Впрочем, ни Федора Тютчева, ни его молчаливого слуги-неаполитанца на «Корнелии» в этот момент уже не было — незадолго до выхода в море они спешно сошли с борта иностранного военного корабля, команда которого начала проявлять неуместное любопытство к дипломатическому багажу пассажиров. Причем покинули они корабль в исключительной тайне — так, что даже Элеонора, не говоря уже об иностранных послах и шпионах, которыми переполнено было в то время средиземноморское побережье, долго еще оставалась в неведении по поводу подлинного маршрута, которым отправился в Грецию из Триеста ее супруг.
На семнадцатый день пути, после отчаянной схватки со штормом и продолжительной вынужденной стоянки на Ионических островах, где «Корнелия» пережидала бурю, корвет бросил якорь в гавани Навплии — ровно через двое суток после того, как Федор Тютчев доложил российскому посланнику о своем прибытии…
— Будьте весьма осторожны. На какое-то время вам удалось ускользнуть от пристального внимания наших недоброжелателей, однако подобное положение никак не может продолжаться вечно… — Гавриил Антонович Катакази повернулся к собеседнику и немного понизил голос: — Мне вчера сообщили, что граф Армансперг приказал установить за вами наблюдение.
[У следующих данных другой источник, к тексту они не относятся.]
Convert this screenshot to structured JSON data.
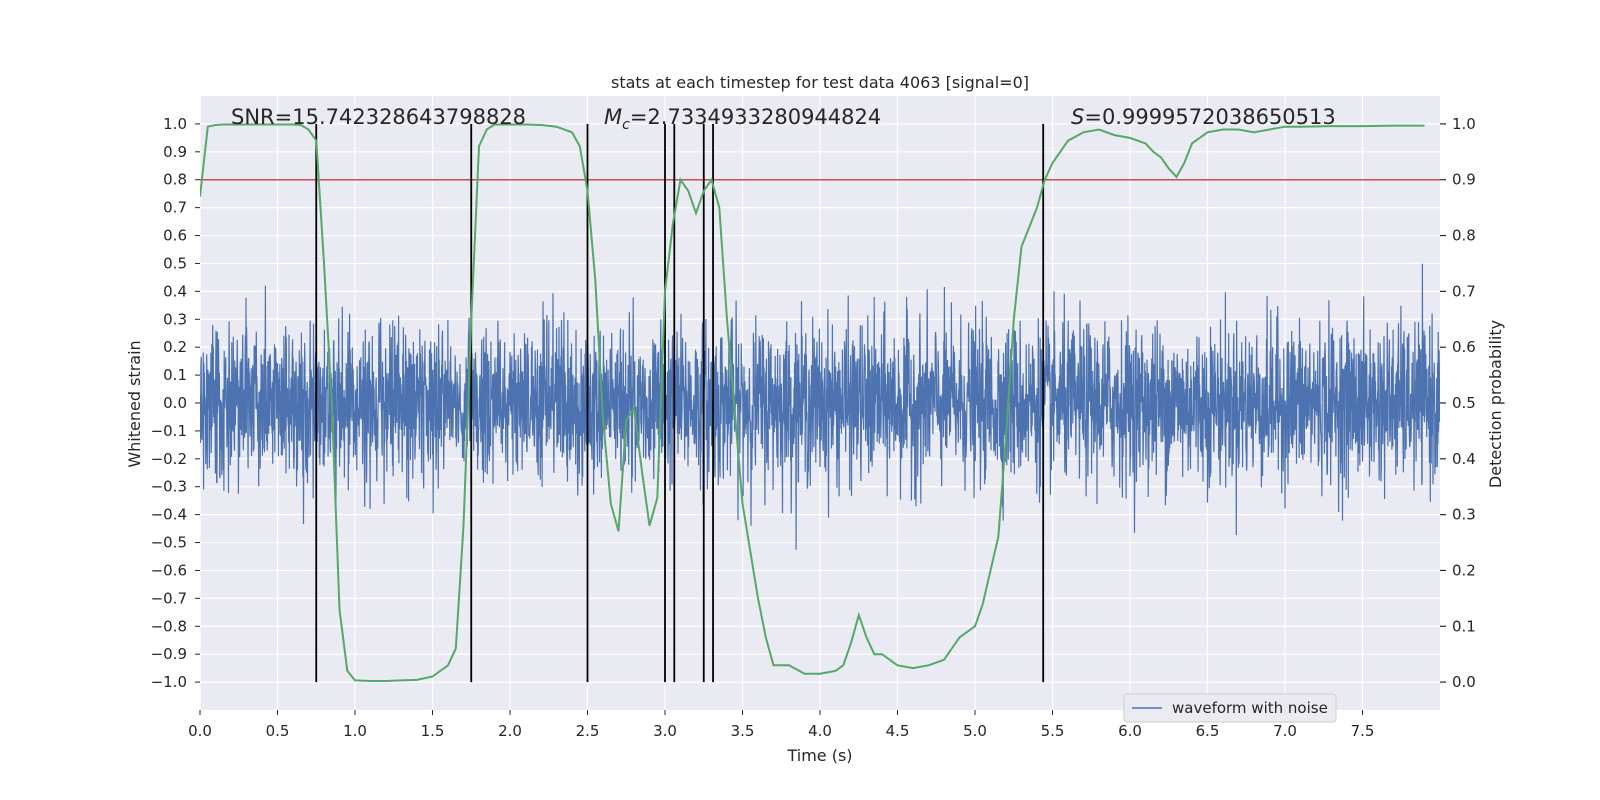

— Для какой же цели, позвольте поинтересоваться?
— Думаю, исключительно в интересах обеспечения вашей собственной безопасности, — улыбнулся посол, демонстрируя этим полное недоверие в отношении добрых намерений королевского регента.
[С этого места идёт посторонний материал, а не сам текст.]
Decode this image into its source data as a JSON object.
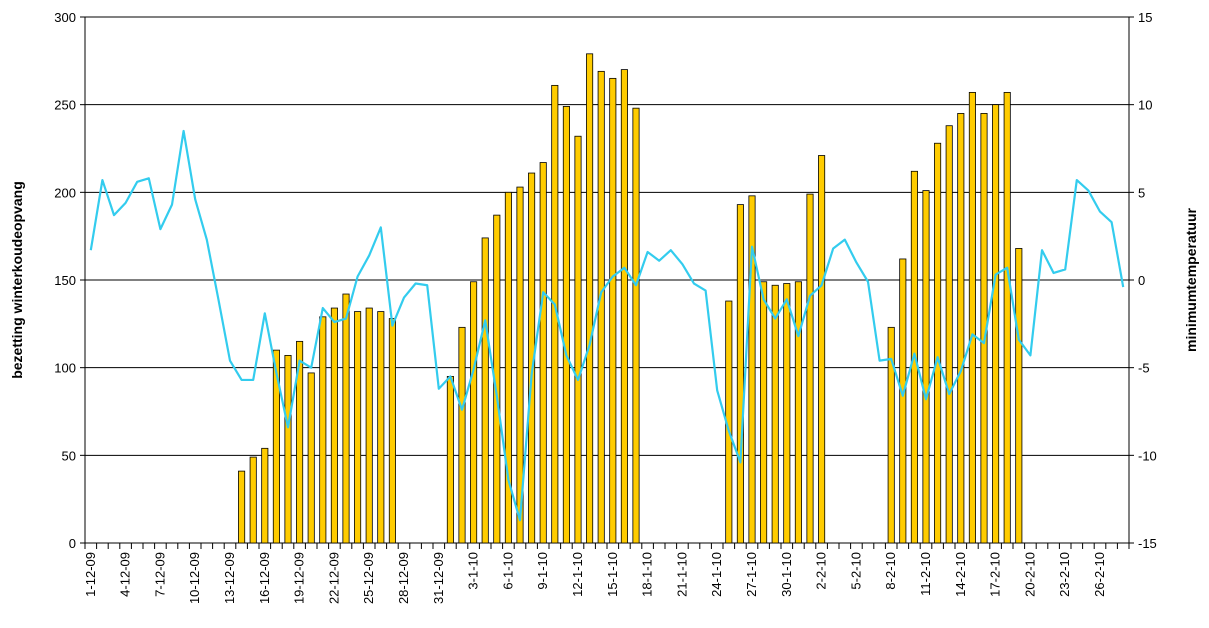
{
  "chart_data": {
    "type": "bar_line",
    "ylabel": "bezetting winterkoudeopvang",
    "y2label": "minimumtemperatuur",
    "categories": [
      "1-12-09",
      null,
      null,
      "4-12-09",
      null,
      null,
      "7-12-09",
      null,
      null,
      "10-12-09",
      null,
      null,
      "13-12-09",
      null,
      null,
      "16-12-09",
      null,
      null,
      "19-12-09",
      null,
      null,
      "22-12-09",
      null,
      null,
      "25-12-09",
      null,
      null,
      "28-12-09",
      null,
      null,
      "31-12-09",
      null,
      null,
      "3-1-10",
      null,
      null,
      "6-1-10",
      null,
      null,
      "9-1-10",
      null,
      null,
      "12-1-10",
      null,
      null,
      "15-1-10",
      null,
      null,
      "18-1-10",
      null,
      null,
      "21-1-10",
      null,
      null,
      "24-1-10",
      null,
      null,
      "27-1-10",
      null,
      null,
      "30-1-10",
      null,
      null,
      "2-2-10",
      null,
      null,
      "5-2-10",
      null,
      null,
      "8-2-10",
      null,
      null,
      "11-2-10",
      null,
      null,
      "14-2-10",
      null,
      null,
      "17-2-10",
      null,
      null,
      "20-2-10",
      null,
      null,
      "23-2-10",
      null,
      null,
      "26-2-10",
      null,
      null
    ],
    "series": [
      {
        "type": "bar",
        "color": "#ffcc00",
        "values": [
          null,
          null,
          null,
          null,
          null,
          null,
          null,
          null,
          null,
          null,
          null,
          null,
          null,
          41,
          49,
          54,
          110,
          107,
          115,
          97,
          129,
          134,
          142,
          132,
          134,
          132,
          128,
          null,
          null,
          null,
          null,
          95,
          123,
          149,
          174,
          187,
          200,
          203,
          211,
          217,
          261,
          249,
          232,
          279,
          269,
          265,
          270,
          248,
          null,
          null,
          null,
          null,
          null,
          null,
          null,
          138,
          193,
          198,
          149,
          147,
          148,
          149,
          199,
          221,
          null,
          null,
          null,
          null,
          null,
          123,
          162,
          212,
          201,
          228,
          238,
          245,
          257,
          245,
          250,
          257,
          168,
          null,
          null,
          null,
          null,
          null,
          null,
          null,
          null,
          null
        ]
      },
      {
        "type": "line",
        "axis": "y2",
        "color": "#33ccee",
        "values": [
          1.7,
          5.7,
          3.7,
          4.4,
          5.6,
          5.8,
          2.9,
          4.3,
          8.5,
          4.6,
          2.3,
          -1.1,
          -4.6,
          -5.7,
          -5.7,
          -1.9,
          -5.3,
          -8.4,
          -4.6,
          -5.0,
          -1.6,
          -2.4,
          -2.2,
          0.2,
          1.4,
          3.0,
          -2.6,
          -1.0,
          -0.2,
          -0.3,
          -6.2,
          -5.5,
          -7.4,
          -5.1,
          -2.3,
          -6.6,
          -11.4,
          -13.7,
          -5.4,
          -0.7,
          -1.4,
          -4.3,
          -5.7,
          -3.7,
          -0.7,
          0.2,
          0.7,
          -0.3,
          1.6,
          1.1,
          1.7,
          0.9,
          -0.2,
          -0.6,
          -6.3,
          -8.6,
          -10.4,
          1.9,
          -1.1,
          -2.2,
          -1.1,
          -3.2,
          -0.9,
          -0.3,
          1.8,
          2.3,
          1.0,
          -0.1,
          -4.6,
          -4.5,
          -6.6,
          -4.2,
          -6.8,
          -4.4,
          -6.5,
          -5.2,
          -3.1,
          -3.6,
          0.3,
          0.7,
          -3.4,
          -4.3,
          1.7,
          0.4,
          0.6,
          5.7,
          5.1,
          3.9,
          3.3,
          -0.4
        ]
      }
    ],
    "ylim": [
      0,
      300
    ],
    "yticks": [
      0,
      50,
      100,
      150,
      200,
      250,
      300
    ],
    "y2lim": [
      -15,
      15
    ],
    "y2ticks": [
      -15,
      -10,
      -5,
      0,
      5,
      10,
      15
    ],
    "grid": true
  }
}
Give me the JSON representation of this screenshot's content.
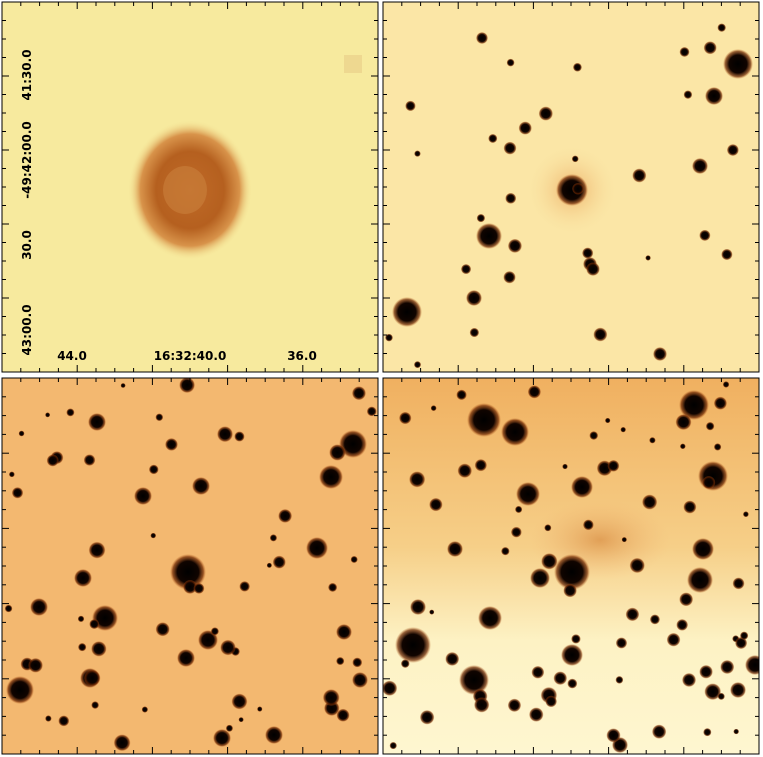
{
  "coordinate_labels": {
    "dec": [
      "41:30.0",
      "-49:42:00.0",
      "30.0",
      "43:00.0"
    ],
    "ra": [
      "44.0",
      "16:32:40.0",
      "36.0"
    ]
  }
}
— Запоздалая мера… — пожал плечами Федор Тютчев. — Скажите, ваше превосходительство, когда вы предполагаете передать письмо королю?
Еще в июле секретарь мюнхенской дипломатической миссии Тютчев через свои доверительные контакты при баварском дворе получил достоверную информацию о том, что правительство Франции стремится упрочить влияние на Балканах путем заключения брака юного греческого короля Оттона с одной из принцесс Орлеанского дома.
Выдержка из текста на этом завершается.